Whether you are implementing an IWMS for the first time or making upgrades through added modules, it is important to outline your reasoning for making such a move. Ask yourself and your team some guided questions and leave room for additional questions and concerns to be aired during these discussions. But, what exactly should you be asking? Where do you start and what kind of answers should you expect?
Know Your Business
Before you make any choices on hardware and software, you should define the needs of your organization. What kind of business do you have and, more importantly, how will new systems support and assist your business? Think about what is most valuable for the type of business you are managing. For instance, if you are a FM for a company which has multiple warehouses, then asset tracking and facilities management would be an important feature; but if your organization were more centered around people in office situations, then space and visitor management may be more applicable.
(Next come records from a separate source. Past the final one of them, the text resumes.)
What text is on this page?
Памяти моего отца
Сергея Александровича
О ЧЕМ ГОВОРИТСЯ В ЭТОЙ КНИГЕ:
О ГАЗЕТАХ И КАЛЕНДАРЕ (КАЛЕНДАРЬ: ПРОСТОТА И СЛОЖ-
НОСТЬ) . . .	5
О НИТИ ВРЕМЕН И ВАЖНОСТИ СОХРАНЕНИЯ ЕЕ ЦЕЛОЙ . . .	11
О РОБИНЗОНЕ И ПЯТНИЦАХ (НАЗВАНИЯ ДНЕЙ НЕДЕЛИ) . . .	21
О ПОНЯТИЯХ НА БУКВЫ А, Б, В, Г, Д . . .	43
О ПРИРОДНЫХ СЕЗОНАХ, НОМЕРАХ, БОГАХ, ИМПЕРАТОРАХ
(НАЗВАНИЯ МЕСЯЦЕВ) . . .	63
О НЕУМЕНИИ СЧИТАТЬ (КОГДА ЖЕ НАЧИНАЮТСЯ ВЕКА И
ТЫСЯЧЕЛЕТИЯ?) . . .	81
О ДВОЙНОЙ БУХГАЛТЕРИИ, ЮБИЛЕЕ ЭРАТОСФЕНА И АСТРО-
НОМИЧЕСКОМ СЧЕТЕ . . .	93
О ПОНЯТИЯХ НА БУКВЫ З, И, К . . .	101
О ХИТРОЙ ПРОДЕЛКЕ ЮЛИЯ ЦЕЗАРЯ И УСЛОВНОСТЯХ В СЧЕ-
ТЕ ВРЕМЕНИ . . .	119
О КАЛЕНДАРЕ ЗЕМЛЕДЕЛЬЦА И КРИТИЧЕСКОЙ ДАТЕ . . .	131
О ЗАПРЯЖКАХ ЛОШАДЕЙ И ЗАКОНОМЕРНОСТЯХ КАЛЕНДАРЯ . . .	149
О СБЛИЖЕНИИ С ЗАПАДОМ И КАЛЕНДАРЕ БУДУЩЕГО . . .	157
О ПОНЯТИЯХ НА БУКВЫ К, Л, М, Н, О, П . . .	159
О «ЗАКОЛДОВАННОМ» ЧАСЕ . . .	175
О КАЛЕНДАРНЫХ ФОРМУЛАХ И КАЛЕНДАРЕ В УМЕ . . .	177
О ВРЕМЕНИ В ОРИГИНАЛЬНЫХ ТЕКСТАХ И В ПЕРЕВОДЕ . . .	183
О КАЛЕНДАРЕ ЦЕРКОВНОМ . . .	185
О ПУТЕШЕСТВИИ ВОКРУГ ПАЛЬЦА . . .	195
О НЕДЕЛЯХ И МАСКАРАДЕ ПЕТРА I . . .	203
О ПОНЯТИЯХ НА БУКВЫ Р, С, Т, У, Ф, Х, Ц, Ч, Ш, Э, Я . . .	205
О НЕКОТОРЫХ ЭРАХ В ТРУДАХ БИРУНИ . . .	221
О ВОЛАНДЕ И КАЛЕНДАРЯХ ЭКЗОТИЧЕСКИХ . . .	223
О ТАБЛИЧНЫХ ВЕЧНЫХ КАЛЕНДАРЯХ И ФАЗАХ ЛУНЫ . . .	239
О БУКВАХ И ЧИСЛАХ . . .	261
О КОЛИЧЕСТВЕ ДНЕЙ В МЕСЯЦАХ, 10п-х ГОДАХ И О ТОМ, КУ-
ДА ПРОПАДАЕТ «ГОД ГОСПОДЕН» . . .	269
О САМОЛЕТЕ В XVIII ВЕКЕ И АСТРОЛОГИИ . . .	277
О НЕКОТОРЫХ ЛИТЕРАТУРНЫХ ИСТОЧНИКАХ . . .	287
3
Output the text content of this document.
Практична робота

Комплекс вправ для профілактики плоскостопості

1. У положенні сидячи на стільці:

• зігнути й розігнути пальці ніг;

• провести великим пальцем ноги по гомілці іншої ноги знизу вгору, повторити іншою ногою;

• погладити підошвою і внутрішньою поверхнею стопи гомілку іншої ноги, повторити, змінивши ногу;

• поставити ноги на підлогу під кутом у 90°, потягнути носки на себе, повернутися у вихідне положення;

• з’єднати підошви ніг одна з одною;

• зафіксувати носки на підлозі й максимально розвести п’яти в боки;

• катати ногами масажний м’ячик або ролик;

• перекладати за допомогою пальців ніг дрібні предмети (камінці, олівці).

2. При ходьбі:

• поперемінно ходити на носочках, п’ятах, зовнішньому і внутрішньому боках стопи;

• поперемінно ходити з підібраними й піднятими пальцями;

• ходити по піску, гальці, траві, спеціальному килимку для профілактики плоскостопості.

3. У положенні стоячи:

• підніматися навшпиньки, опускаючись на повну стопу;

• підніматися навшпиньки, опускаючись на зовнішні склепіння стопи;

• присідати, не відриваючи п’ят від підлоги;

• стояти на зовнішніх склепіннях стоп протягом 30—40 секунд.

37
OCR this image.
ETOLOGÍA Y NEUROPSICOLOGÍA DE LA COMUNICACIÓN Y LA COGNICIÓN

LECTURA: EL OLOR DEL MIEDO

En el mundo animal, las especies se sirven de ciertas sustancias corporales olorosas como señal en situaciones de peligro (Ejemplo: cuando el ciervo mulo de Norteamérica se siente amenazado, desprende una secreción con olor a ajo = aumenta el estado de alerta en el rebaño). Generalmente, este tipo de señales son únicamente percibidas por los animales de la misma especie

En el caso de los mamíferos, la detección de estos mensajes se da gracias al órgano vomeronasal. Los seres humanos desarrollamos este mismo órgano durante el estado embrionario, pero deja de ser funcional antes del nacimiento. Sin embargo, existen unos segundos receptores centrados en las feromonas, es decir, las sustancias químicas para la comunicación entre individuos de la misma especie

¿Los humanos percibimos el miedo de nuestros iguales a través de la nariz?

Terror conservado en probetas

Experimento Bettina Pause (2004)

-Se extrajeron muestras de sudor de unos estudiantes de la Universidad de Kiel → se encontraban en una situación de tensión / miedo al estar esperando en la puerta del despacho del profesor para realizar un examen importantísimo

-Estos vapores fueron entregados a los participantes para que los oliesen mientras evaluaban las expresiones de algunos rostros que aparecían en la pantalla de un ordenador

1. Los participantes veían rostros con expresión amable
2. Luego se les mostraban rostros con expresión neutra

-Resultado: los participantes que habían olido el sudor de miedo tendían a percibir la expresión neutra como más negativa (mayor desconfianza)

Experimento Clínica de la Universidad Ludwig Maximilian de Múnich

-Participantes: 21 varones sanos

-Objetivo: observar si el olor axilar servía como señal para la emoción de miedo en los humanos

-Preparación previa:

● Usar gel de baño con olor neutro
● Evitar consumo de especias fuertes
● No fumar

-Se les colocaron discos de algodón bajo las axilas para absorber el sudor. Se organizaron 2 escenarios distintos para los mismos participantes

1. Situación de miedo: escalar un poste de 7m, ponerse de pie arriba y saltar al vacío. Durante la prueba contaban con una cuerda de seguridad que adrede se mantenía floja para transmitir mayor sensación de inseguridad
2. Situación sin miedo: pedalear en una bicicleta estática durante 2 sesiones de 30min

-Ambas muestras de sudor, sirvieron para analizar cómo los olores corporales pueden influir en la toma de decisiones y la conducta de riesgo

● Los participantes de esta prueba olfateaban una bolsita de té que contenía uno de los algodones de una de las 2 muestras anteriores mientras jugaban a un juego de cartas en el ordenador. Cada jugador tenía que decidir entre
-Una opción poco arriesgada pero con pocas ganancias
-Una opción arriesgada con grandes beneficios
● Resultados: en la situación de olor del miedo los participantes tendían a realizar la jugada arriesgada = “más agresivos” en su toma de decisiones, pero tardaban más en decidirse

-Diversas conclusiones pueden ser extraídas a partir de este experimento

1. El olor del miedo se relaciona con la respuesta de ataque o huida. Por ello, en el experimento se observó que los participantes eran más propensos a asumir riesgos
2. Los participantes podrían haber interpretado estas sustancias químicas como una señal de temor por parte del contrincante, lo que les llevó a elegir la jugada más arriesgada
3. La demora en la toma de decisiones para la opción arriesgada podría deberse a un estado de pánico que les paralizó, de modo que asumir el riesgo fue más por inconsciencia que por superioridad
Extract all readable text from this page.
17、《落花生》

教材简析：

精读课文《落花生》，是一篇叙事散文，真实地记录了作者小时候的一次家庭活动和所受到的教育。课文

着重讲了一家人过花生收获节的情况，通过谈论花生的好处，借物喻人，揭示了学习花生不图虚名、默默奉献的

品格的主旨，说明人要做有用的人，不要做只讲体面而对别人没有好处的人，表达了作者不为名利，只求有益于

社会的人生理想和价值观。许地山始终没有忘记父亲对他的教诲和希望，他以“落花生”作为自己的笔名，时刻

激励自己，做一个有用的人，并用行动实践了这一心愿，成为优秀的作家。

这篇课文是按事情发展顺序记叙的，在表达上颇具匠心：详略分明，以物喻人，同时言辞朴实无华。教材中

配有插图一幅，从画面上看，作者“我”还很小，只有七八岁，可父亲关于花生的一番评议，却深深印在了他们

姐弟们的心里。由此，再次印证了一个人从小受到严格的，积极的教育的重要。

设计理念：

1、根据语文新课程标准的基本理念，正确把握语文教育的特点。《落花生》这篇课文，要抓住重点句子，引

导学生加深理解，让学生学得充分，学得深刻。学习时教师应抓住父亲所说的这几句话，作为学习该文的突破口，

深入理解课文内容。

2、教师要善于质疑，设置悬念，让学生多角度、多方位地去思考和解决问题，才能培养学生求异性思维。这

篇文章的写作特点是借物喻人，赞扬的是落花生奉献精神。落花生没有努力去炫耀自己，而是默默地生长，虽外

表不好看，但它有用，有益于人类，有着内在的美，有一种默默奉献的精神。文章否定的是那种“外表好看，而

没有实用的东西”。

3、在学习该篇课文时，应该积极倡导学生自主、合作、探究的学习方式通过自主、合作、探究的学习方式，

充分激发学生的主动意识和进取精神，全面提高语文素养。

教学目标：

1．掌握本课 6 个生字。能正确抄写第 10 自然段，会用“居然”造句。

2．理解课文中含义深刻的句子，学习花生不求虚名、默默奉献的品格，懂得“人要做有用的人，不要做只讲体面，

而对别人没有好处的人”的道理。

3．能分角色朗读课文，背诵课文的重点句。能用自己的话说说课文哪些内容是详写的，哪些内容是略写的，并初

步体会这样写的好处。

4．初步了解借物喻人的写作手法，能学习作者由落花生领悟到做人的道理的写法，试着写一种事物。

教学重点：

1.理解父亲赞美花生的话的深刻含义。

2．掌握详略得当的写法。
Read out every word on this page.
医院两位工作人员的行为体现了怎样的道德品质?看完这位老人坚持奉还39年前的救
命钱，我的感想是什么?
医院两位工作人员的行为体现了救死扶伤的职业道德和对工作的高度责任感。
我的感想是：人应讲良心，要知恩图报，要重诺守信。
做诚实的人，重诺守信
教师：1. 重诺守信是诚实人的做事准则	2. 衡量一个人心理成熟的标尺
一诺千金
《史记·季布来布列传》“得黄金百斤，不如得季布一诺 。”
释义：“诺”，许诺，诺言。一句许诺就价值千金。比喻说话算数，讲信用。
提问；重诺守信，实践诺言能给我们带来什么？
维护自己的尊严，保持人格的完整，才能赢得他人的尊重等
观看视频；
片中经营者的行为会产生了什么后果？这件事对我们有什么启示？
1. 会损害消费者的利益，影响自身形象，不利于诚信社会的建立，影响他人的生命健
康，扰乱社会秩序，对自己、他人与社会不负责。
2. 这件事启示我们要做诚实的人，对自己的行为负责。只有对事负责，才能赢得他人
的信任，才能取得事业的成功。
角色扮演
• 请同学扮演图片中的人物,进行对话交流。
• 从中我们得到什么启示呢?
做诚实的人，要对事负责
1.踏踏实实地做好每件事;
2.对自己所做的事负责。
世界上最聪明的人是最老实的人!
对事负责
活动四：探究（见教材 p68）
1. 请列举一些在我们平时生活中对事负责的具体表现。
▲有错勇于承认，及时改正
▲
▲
Create these discussions of necessity with the C-suite as well as the team working for you so you can consider as many angles as possible to make a choice for IWMS that is the right fit.
After refining your organization’s needs, the very first question or concern, regarding implementation and integration of technology, should relate to how the new system(s) will interact with your existing systems. Are they naturally compatible or will extra hardware/software be necessary? Surprise added expenses can adversely affect how the new changes are perceived, especially by upper management who are often driven more by bottom line figures than potential benefits. Make sure the vendor for SaaS is exceedingly familiar with your existing systems, so you can both come together to make the most educated decision for new technology.
Set Your Budget
Although added costs are sometimes unavoidable, it is wise to set budgetary parameters. Be realistic about what you need and what the organization can afford. Remember to define the areas of highest need and avoid adding extra modules simply because they might be useful later. Remember, you can always add modules and services, as needed later.
Sell to the C-Suite
Support for changes needs to be company wide and one of the key groups to get on board is upper management. They are usually the group most concerned with expenditures and they need to understand the necessity for new and additional systems. Explain the value as an investment that will streamline processes and create greater productivity. And by involving C-Suite from the beginning, you are more likely to generate support for additional changes in the future.
The other vital group to court is your own team. Although they may realize the benefits more readily, it is still important for them to see new tools as help and not a hindrance. Again, involve your team from the onset and let them tell what areas they think need the SaaS assistance the most. In these discussions, you will also gleam insight about what your team is doing day to day and where there are friction points that an observer may not recognize at first. Always empower your workforce through inclusion and you will gain loyalty as well as knowledge.
Another key for gaining support with C-Suite comes in showing actual data that supports the new systems. Fortunately, most Integrated Work Management Systems are gathering real-time metrics constantly. Discuss with your vendor the ways in which the data can be collected and referenced and create a system for distributing this information back to management.
With so many offices and FM teams going to mobile and satellite operations, it is critical that your system be equipped to keep information and people in touch at all times. What type of devices will be able to interface with the IWMS? How secure are the mobile connections? Are mobile apps provided with the SaaS? These and other related questions are critical to discuss before deciding on a new system to ensure your team is on the cusp of technology and not struggling to keep up because of outdated designs.
Continuing Training and Education
Speaking of staying at the forefront, inquire with the vendor what kind of training and continual education support they can offer. Your team needs to get the most out of the technology available and this comes from knowing the tools inside and out. and once implementation is complete, there should be the opportunity to continue individual and team growth. Again, empowering your people only serves to emblazon them to you and the organization.
In the overall process of designing and implementing the IWMS software, you should always think to the future and the possibility of upgrading or expanding. Inquire with your vendor about these options and how they will transpire. Is the vendor handling all system updates and upgrades, as necessary? Do they have module expansions and related add-ons? How much and what kinds of additional hardware and software will be needed for the upgrades? And have frank discussions about cost vs. features and benefits with you, the vendor and C-suite, so there is no confusion moving forward.
If there is a problem, who are you going to call? Communicate with the vendor and your team the methods for receiving tech support before, during and after implementation. Make sure there is a plan for handling issues and downtime is one of the most debilitating situations an FM team can encounter.
Our experts agree that a phased implementation is the most efficient approach when installing an IWMS. Since there are several entry points to these systems, Karpook and Barrett say clients should start with whichever application will deliver the most immediate value.
Defining these areas of consideration should help in the planning and implementation process for an IWMS. Of course, you might have other questions and concerns, specific to your organization. Create a checklist to refer to when discussing these proposed changes with C-Suite, your FM team and the vendor to make the process the smoothest and most productive for all involved.